Linear Regression

Linear Models with Gaussian Noise

Here we combine our linear model with uncertainty. Even though data may not fall on a perfect line, we can uncover an underlying linear relationship even if the data have a lot of variation.

Linear data with noise

Before we have taken a population and broken it into two samples and looked for differences between the distributions. These concepts and techniques allow us to take a population and sort it according to a variable and see how the distribution varies.

Questions

By finding the underlying slope in the data, we can ask what is the average change in a measurement based on a change in the other measurement.

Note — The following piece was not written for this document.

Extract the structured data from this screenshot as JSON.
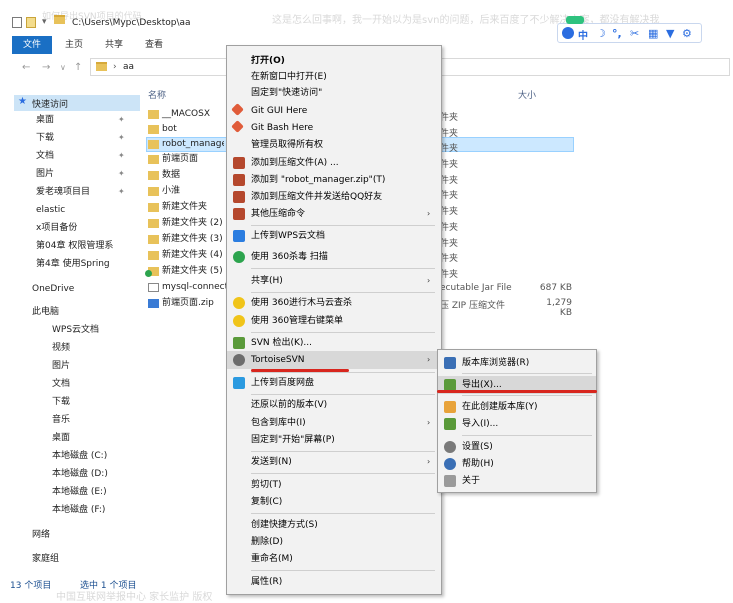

By measuring the variation in the data around that line, we can ask how much of the measurement is explained by the linear relationship and how much of the measurement can’t be explained yet.

Definitions

Scatter Plot

A plot to visualize data in terms of an independent and dependent variable.

Independent Variable

This is the variable that we can “control” in an experiment or study.

Dependent Variable

This is the variable that measures the outcome in our experiment or study.

Linear Regression

The mathematical technique used to determine the linear model that “best” fits a set of data. In linear regression, we have one independent variable and one dependent variable.

This fit is quantified by minimizing the areas of the squares that fit between the data and the line as represented in the following link.

Least Squares Visualization

Anscombe’s Quartet

Note that data can have the same regression results but be very different in shape. We must be sure that our data match our assumptions.

Wikipedia SVG

Datasaurus Dozen

Multiple Linear Regression

This is a regression model that has multiple independent variables and one dependent variable.

These models help us determine the relative contribution of these multiple independent variables.